The C# namespace and class/sub-class naming conventions when the top namespace contains the base class and inner namespaces contain sub-classes

TJ_Fischer picture TJ_Fischer · Aug 19, 2009 · Viewed 7.3k times · Source

I'm trying to design a class library for a particular engineering application and I'm trying to ensure that my class & namespace naming conventions make sense.

I have the following situation:

namespace Vehicle{

    class Wheel{...} //base class for Wheel objects
    class Engine{...} //base class for Engine objects
    ...
    namespace Truck{ 
        class Wheel: Vehicle.Wheel{...} //Truck specific Wheel object
        class Engine: Vehicle.Engine{...} //Truck specific Engine object
        ...
    }

    namespace Car{ 
        class Wheel: Vehicle.Wheel{...} //Car specific Wheel object
        class Engine: Vehicle.Engine{...} //Car specific Engine object
        ...
    }
    ...
}

The code gets used in ways that all of these classes will need to be referenced from within the same scope. The following situation would be likely:

...
Vehicle.Wheel.DoSomething();
Vehicle.Truck.Wheel.DoSomething();
Vehicle.Car.Wheel.DoSomething();
...

Under these circumstances, am I better off giving the classes more specific names

namespace Car{
    class CarWheel: Vehicle.Wheel{...} //Car specific Wheel object
    ...
}

or leave the naming as shown in the first example and rely on the information that is encoded in the namespace for clarity? Under the latter approach, I assume I would want to utilize alaising for clarity in the code that makes use of this library, corret?

It seems redundent to have:

Vehicle.Car.CarWheel

or

Vehicle.Truck.TruckEngine

but I also want to have very descriptive and specific class names.

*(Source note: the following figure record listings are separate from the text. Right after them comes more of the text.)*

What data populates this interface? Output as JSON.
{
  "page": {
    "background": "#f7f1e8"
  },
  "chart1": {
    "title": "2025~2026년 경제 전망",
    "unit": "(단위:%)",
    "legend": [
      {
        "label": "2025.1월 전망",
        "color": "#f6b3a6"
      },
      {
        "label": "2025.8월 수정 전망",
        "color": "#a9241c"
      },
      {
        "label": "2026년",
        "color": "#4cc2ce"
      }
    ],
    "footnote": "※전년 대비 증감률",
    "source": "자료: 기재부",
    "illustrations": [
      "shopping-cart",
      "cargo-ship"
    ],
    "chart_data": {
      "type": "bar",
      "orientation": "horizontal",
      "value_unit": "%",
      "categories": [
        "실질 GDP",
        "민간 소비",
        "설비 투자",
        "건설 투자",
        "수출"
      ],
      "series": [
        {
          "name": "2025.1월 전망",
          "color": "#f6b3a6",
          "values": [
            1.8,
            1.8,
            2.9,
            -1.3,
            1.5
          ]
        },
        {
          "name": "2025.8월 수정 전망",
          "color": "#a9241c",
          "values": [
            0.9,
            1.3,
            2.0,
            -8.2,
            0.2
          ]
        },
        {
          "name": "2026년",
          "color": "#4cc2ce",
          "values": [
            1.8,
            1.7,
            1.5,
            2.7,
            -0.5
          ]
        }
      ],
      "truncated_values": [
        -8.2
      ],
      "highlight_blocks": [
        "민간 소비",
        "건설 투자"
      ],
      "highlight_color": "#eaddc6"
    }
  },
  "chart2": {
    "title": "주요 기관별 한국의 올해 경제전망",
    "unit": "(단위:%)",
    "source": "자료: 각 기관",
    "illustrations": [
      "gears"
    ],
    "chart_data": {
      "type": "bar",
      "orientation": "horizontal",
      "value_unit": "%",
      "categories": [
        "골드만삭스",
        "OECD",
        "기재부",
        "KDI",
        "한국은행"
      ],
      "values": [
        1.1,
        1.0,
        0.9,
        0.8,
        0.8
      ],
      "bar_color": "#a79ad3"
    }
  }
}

Philosophically, what I'm asking is whether or not to include the namespace as a part of the class name when considering if a class name is descriptive enough.

Answer

Greg Beech picture Greg Beech · Aug 19, 2009

Typically namespaces are pluralized, so as not to collide with class names (e.g. it is likely you would want classes named Vehicle and Car) so I'd be inclined to use namespaces as follows:

namespace Vehicles;
namespace Vehicles.Cars;
namespace Vehicles.Trucks;

As for the names of classes, it would be typical to prefix the class name with the specialization, especially if they are likely to be used together, so you'd end up with something like:

class CarWheel : Wheel
class TruckWheel : Wheel

You can see this type of 'redundancy' everywhere in the .NET Framework, for example in the System.Xml namespace virtually all classes are prefixed with Xml, or in the System.Data.SqlClient namespace most classes are prefixed with Sql. It means that you can import namespaces with the using directive and then not have to fully-qualify class names throughout your code, e.g. which of the following is more readable?

Vehicles.Cars.Wheel wheel = new Vehicles.Cars.Wheel();

or

CarWheel wheel = new CarWheel();

It's obvious what both are doing, but the second is considerably shorter.


Note that if you do include the specialization in the name, then you may find that you don't need all the nested namespaces (.Cars, .Trucks, etc.) which can become painful if they are usually used together, and so every file using them would have to import all the namespaces, e.g.

using Vehicles;
using Vehicles.Cars;
using Vehicles.Trucks;
using Vehicles.SomethingElse;
using Vehicles.YetAnotherThing;

If you find this same stack of using directives is at the top of each file, then collapse the classes down into a single namespace. You typically include all related functionality that is expected to be used together in a single namespace, and only use nested ones for functionality that extends the base namespace but is less frequently used.